La CNSA aura en effet dix ans le 30 juin prochain. Elle est devenue un acteur incontournable dans l'exercice de ses trois missions : caisse, agence d'appui technique, lieu de débat via son conseil. Se retrouvent en effet au sein de cette instance d'un caractère tout particulier, la CNSA étant un établissement public créé par la loi, l'ensemble des acteurs du champ de l'autonomie, financeurs, État, caisses de sécurité sociale, départements, associations, usagers, partenaires sociaux.
Ces trois missions vont être confortées et étendues par le projet de loi sur l'adaptation de la société au vieillissement, afin que la CNSA devienne ce à quoi de nombreux acteurs aspirent : une véritable « maison commune de l'autonomie ».

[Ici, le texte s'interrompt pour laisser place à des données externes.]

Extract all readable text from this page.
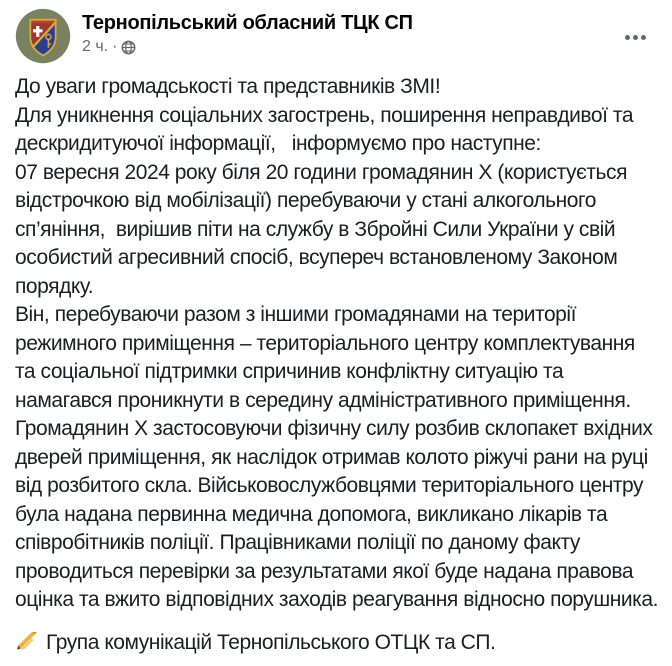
Тернопільський обласний ТЦК СП
2 ч. ·
До уваги громадськості та представників ЗМІ!
Для уникнення соціальних загострень, поширення неправдивої та дескридитуючої інформації,   інформуємо про наступне:
07 вересня 2024 року біля 20 години громадянин Х (користується відстрочкою від мобілізації) перебуваючи у стані алкогольного сп’яніння,  вирішив піти на службу в Збройні Сили України у свій особистий агресивний спосіб, всупереч встановленому Законом порядку.
Він, перебуваючи разом з іншими громадянами на території режимного приміщення – територіального центру комплектування та соціальної підтримки спричинив конфліктну ситуацію та намагався проникнути в середину адміністративного приміщення.
Громадянин Х застосовуючи фізичну силу розбив склопакет вхідних дверей приміщення, як наслідок отримав колото ріжучі рани на руці від розбитого скла. Військовослужбовцями територіального центру була надана первинна медична допомога, викликано лікарів та співробітників поліції. Працівниками поліції по даному факту проводиться перевірки за результатами якої буде надана правова оцінка та вжито відповідних заходів реагування відносно порушника.
Група комунікацій Тернопільського ОТЦК та СП.
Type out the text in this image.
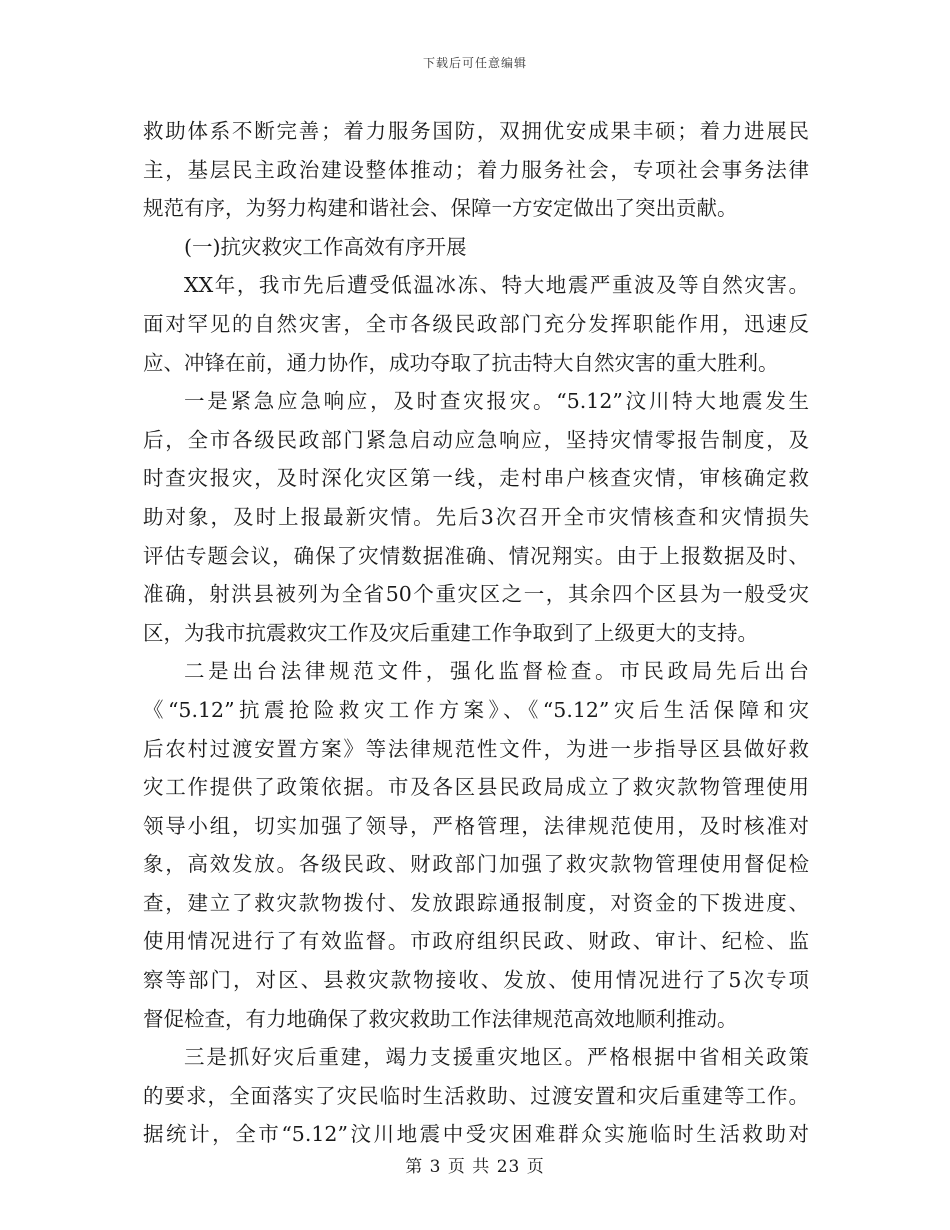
下载后可任意编辑
救助体系不断完善；着力服务国防，双拥优安成果丰硕；着力进展民
主，基层民主政治建设整体推动；着力服务社会，专项社会事务法律
规范有序，为努力构建和谐社会、保障一方安定做出了突出贡献。
(一)抗灾救灾工作高效有序开展
XX年，我市先后遭受低温冰冻、特大地震严重波及等自然灾害。
面对罕见的自然灾害，全市各级民政部门充分发挥职能作用，迅速反
应、冲锋在前，通力协作，成功夺取了抗击特大自然灾害的重大胜利。
一是紧急应急响应，及时查灾报灾。“5.12”汶川特大地震发生
后，全市各级民政部门紧急启动应急响应，坚持灾情零报告制度，及
时查灾报灾，及时深化灾区第一线，走村串户核查灾情，审核确定救
助对象，及时上报最新灾情。先后3次召开全市灾情核查和灾情损失
评估专题会议，确保了灾情数据准确、情况翔实。由于上报数据及时、
准确，射洪县被列为全省50个重灾区之一，其余四个区县为一般受灾
区，为我市抗震救灾工作及灾后重建工作争取到了上级更大的支持。
二是出台法律规范文件，强化监督检查。市民政局先后出台
《“5.12”抗震抢险救灾工作方案》、《“5.12”灾后生活保障和灾
后农村过渡安置方案》等法律规范性文件，为进一步指导区县做好救
灾工作提供了政策依据。市及各区县民政局成立了救灾款物管理使用
领导小组，切实加强了领导，严格管理，法律规范使用，及时核准对
象，高效发放。各级民政、财政部门加强了救灾款物管理使用督促检
查，建立了救灾款物拨付、发放跟踪通报制度，对资金的下拨进度、
使用情况进行了有效监督。市政府组织民政、财政、审计、纪检、监
察等部门，对区、县救灾款物接收、发放、使用情况进行了5次专项
督促检查，有力地确保了救灾救助工作法律规范高效地顺利推动。
三是抓好灾后重建，竭力支援重灾地区。严格根据中省相关政策
的要求，全面落实了灾民临时生活救助、过渡安置和灾后重建等工作。
据统计，全市“5.12”汶川地震中受灾困难群众实施临时生活救助对
第 3 页 共 23 页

J'exposerai d'abord les progrès réalisés en matière de gouvernance de la CNSA et de pilotage de la dépense publique au cours de ces dix dernières années, puis les chantiers qui sont encore devant nous, et enfin ce que la future loi sur le vieillissement va changer.
Les progrès réalisés depuis dix ans ont permis de clarifier les relations entre la CNSA et les autres financeurs du secteur médico-social, d'améliorer le pilotage de la dépense. Ces avancées ont été formalisées par la dernière convention d'objectifs et de gestion (COG) signée entre l'État et la CNSA.
Ce sont d'abord les relations avec l'État qui ont été clarifiées, notamment celles entre la Caisse et la DGCS. Il s'agit d'une relation classique entre un opérateur et l'administration centrale sous la tutelle duquel il exerce ses missions. La DGCS vient à l'appui de la conception des politiques publiques de cohésion sociale, en particulier en participant à l'élaboration des projets de loi ou de décret. Nous sommes à la disposition du Gouvernement pour préparer, mettre en oeuvre et évaluer l'ensemble de ces politiques, au cas d'espèce celles relatives à l'autonomie des personnes âgées et des personnes handicapées.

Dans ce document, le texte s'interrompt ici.